Banners: Eros International, Dhirendra Nath Ghosh Films, Platoon One Films
Producer: Dhiraj Ghosh
Director: Qasim Khallow
Cast: Shweta Tripathi, Jeetu, Vipin Sharma, Deepika Amin, Brijendra Kala
Writer: Qasim Khallow
Music: Kanish Sharma, Bishakh Jyoti, Bharat-Hitarth
We associate beauty with fair skin, a petite figure and Rapunzel’s cascading hair. If a woman lacks either of these prerequisites, she becomes an object of ridicule and a victim of double standards. Qasim Khallow’s debut directorial Gone Kesh sheds light on a young girl’s lack of self-worth and deals with the burden that vanity brings and society’s definition of beauty.
Set in Siliguri, a small city nestled in the foothills of the Himalayas, Gone Kesh is the story of Enakshi Dasgupta, a girl who leads a normal life until is diagnosed with alopecia. She starts losing hair and her world comes crashing down. She is derided by her schoolmates who call her ‘Gone Kesh’. Utterly dejected, she decides to let go of her dream of dancing. The disease takes a toll on her happy-go-lucky spirit and she ends up isolating herself.
When she grows up, she starts working as a salesperson at a cosmetics store in a local shopping mall.

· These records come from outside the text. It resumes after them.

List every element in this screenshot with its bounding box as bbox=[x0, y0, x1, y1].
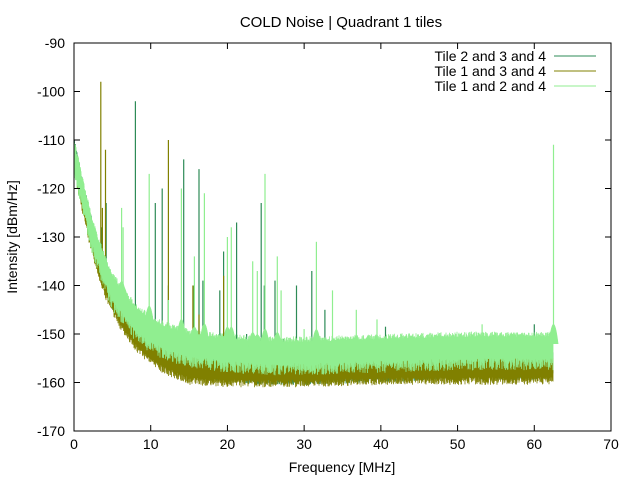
series-3-spike-base-7 bbox=[199, 323, 210, 344]
y-tick-label: -100 bbox=[37, 84, 65, 100]
y-tick-label: -170 bbox=[37, 423, 65, 439]
legend-label-3: Tile 1 and 2 and 4 bbox=[434, 78, 546, 94]
y-tick-label: -160 bbox=[37, 375, 65, 391]
series-3-spike-base-9 bbox=[226, 326, 237, 347]
series-3-trace bbox=[74, 137, 559, 376]
legend-label-1: Tile 2 and 3 and 4 bbox=[434, 48, 546, 64]
legend-label-2: Tile 1 and 3 and 4 bbox=[434, 63, 546, 79]
axis-ticks: 0 10 20 30 40 50 60 70 -170 -160 -150 -140 -130 -120 -… bbox=[37, 35, 619, 452]
x-tick-label: 30 bbox=[296, 436, 312, 452]
series-3-spike-base-21 bbox=[548, 323, 559, 344]
x-tick-label: 60 bbox=[526, 436, 542, 452]
x-tick-label: 70 bbox=[603, 436, 619, 452]
series-3-spike-base-5 bbox=[176, 319, 187, 340]
x-tick-label: 20 bbox=[220, 436, 236, 452]
x-axis-title: Frequency [MHz] bbox=[289, 459, 396, 475]
series-3-spike-base-13 bbox=[272, 332, 283, 349]
series-3-spike-base-3 bbox=[144, 305, 155, 326]
x-tick-label: 50 bbox=[450, 436, 466, 452]
y-axis-title: Intensity [dBm/Hz] bbox=[4, 180, 20, 294]
x-tick-label: 40 bbox=[373, 436, 389, 452]
y-tick-label: -130 bbox=[37, 229, 65, 245]
series-3-spike-base-2 bbox=[116, 281, 127, 298]
series-3-spike-base-15 bbox=[311, 329, 322, 349]
y-tick-label: -110 bbox=[38, 132, 65, 148]
series-3-noise-band bbox=[74, 137, 554, 376]
y-tick-label: -120 bbox=[37, 181, 65, 197]
x-tick-label: 10 bbox=[143, 436, 159, 452]
x-tick-label: 0 bbox=[70, 436, 78, 452]
y-tick-label: -150 bbox=[37, 326, 65, 342]
chart-title: COLD Noise | Quadrant 1 tiles bbox=[240, 14, 442, 31]
y-tick-label: -140 bbox=[37, 278, 65, 294]
series-3-spike-base-12 bbox=[260, 328, 270, 349]
series-3-spike-base-6 bbox=[189, 326, 200, 343]
y-tick-label: -90 bbox=[45, 35, 65, 51]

Prospective grooms reject her when they realise she is hairless and wears a wig. One day, she bumps into an advertisement for a dance competition. How does she deal with the stigma of being bald and whether she is able to live her dream, is what the film details.

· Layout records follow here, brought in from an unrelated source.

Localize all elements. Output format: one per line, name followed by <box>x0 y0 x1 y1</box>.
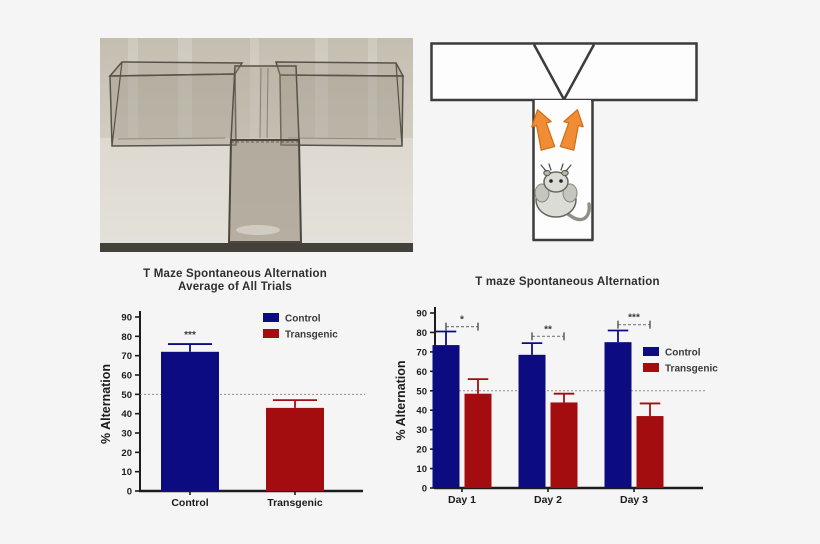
mouse-whiskers <box>540 163 572 172</box>
svg-text:40: 40 <box>416 406 427 417</box>
mouse-icon <box>534 163 591 222</box>
svg-text:90: 90 <box>416 309 427 320</box>
svg-text:30: 30 <box>121 429 132 440</box>
svg-text:Day 2: Day 2 <box>534 494 562 506</box>
photo-wall <box>100 38 413 138</box>
svg-text:Transgenic: Transgenic <box>285 330 338 341</box>
left-arm-tank <box>108 61 244 147</box>
svg-text:*: * <box>460 315 464 326</box>
chart-title: T Maze Spontaneous Alternation Average o… <box>95 268 375 294</box>
svg-text:70: 70 <box>416 347 427 358</box>
maze-top-arm <box>430 42 698 102</box>
svg-text:20: 20 <box>416 445 427 456</box>
photo-table-edge <box>100 243 413 252</box>
svg-text:Control: Control <box>665 348 701 359</box>
bar-chart-daily: 0 10 20 30 40 50 60 70 80 90 % Alternation Day 1 Day… <box>395 307 718 506</box>
svg-text:40: 40 <box>121 409 132 420</box>
svg-text:60: 60 <box>416 367 427 378</box>
svg-text:50: 50 <box>416 386 427 397</box>
svg-text:Day 3: Day 3 <box>620 494 648 506</box>
t-maze-photo-graphic <box>100 38 413 252</box>
svg-text:20: 20 <box>121 448 132 459</box>
t-maze-diagram <box>430 42 698 247</box>
svg-text:% Alternation: % Alternation <box>395 360 408 440</box>
svg-text:10: 10 <box>416 464 427 475</box>
chart-average-of-all-trials: T Maze Spontaneous Alternation Average o… <box>95 268 375 514</box>
svg-text:50: 50 <box>121 390 132 401</box>
center-stem-tank <box>227 65 303 243</box>
svg-text:Control: Control <box>171 497 208 509</box>
chart-title-line2: Average of All Trials <box>178 281 292 293</box>
bar-chart-average-trials: 0 10 20 30 40 50 60 70 80 90 % Alternation Control T… <box>99 311 365 509</box>
svg-text:60: 60 <box>121 371 132 382</box>
svg-text:70: 70 <box>121 351 132 362</box>
svg-text:80: 80 <box>416 328 427 339</box>
svg-text:10: 10 <box>121 467 132 478</box>
svg-text:**: ** <box>544 324 552 335</box>
t-maze-apparatus-photo <box>100 38 413 252</box>
chart-title-line1: T Maze Spontaneous Alternation <box>143 268 327 280</box>
chart-daily-alternation: T maze Spontaneous Alternation 0 10 20 30 40… <box>395 276 740 519</box>
svg-text:30: 30 <box>416 425 427 436</box>
svg-text:0: 0 <box>422 484 427 495</box>
svg-text:Day 1: Day 1 <box>448 494 476 506</box>
chart-title: T maze Spontaneous Alternation <box>475 276 660 288</box>
svg-text:90: 90 <box>121 313 132 324</box>
maze-v-divider <box>532 43 596 101</box>
svg-text:Transgenic: Transgenic <box>665 364 718 375</box>
svg-text:80: 80 <box>121 332 132 343</box>
t-maze-diagram-graphic <box>430 42 698 242</box>
svg-text:0: 0 <box>127 487 132 498</box>
alternation-arrows-icon <box>531 109 584 151</box>
right-arm-tank <box>274 61 405 147</box>
svg-text:Transgenic: Transgenic <box>267 497 323 509</box>
svg-text:% Alternation: % Alternation <box>99 364 113 444</box>
svg-text:***: *** <box>628 313 640 324</box>
svg-text:***: *** <box>184 330 196 341</box>
svg-text:Control: Control <box>285 314 321 325</box>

Cinematographer Abhi Dange beautifully captures the small-town vibe with its simple homes and quiet lanes. The humble Dasgupta home surrounded by a small garden with colourful flowers perfectly conveys the family’s economic status.
One of the strongest assets of the film is that no time is wasted establishing her past life and the characters. Her tormenting times at school are shown through flashbacks. Right from the first frame, the film dives quickly and focuses on what it set out to convey. The one thing, however, that hampers the pace is the build-up to the climax. Packed with a song and laced with slow-motion effect, the sequence seems a tad long and renders a television soap-like feel. Some songs could have been done away with.

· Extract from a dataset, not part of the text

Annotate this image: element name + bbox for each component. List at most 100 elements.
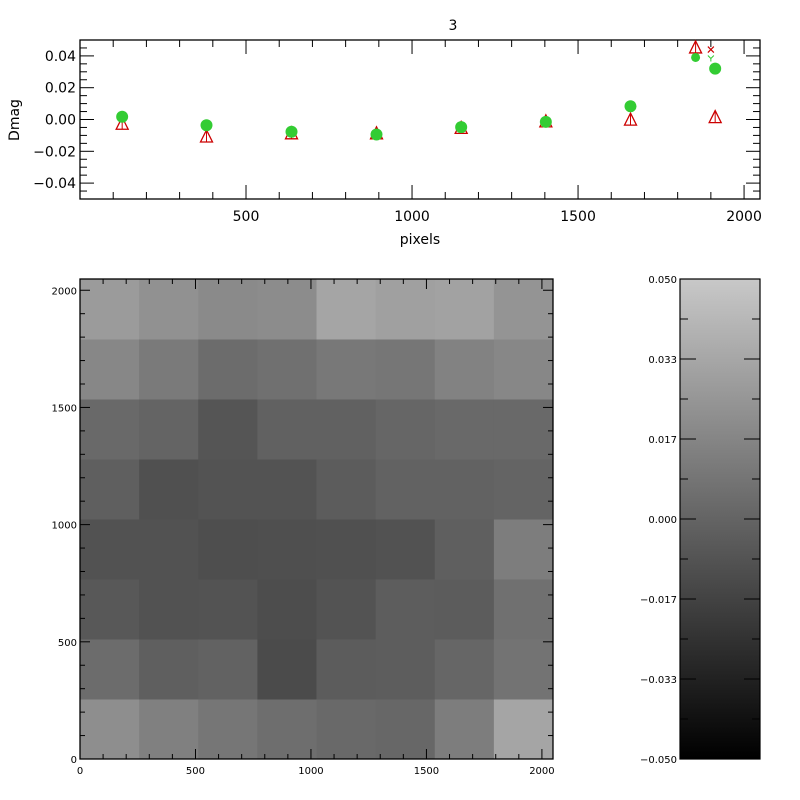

But what works for Gone Kesh is that is not a social commentary on moral and social righteousness; it does not design a path of virtue for us to follow. It remains an honest and personal tale of a girl and the events in her life that perturb her. Khallow skillfully weaves a story revolving around a girl who is robbed of her vanity but it narrowly escapes becoming overly sentimental in the second half. The film does not promise you a remarkable treat. But the story is unpretentious and novel and that is where its beauty lies.
Shweta Tripathi ably carries the film on her shoulders. As a dejected, vulnerable and yet ambitious girl, she proves her mettle. It is a delight to watch her portraying Enakshi’s pain with poise and dignity. Vipin Sharma as her father delivers an impressive act. Deepika Amin as her mother holds her own and plays her character with extraordinary ease. Debutant actor Jeetu, who plays Srijoy, Enakshi’s love interest, is earnest and looks promising. Brijendra Kala in a cameo is decent.
Verdict: A decent product but lacks commercial potential.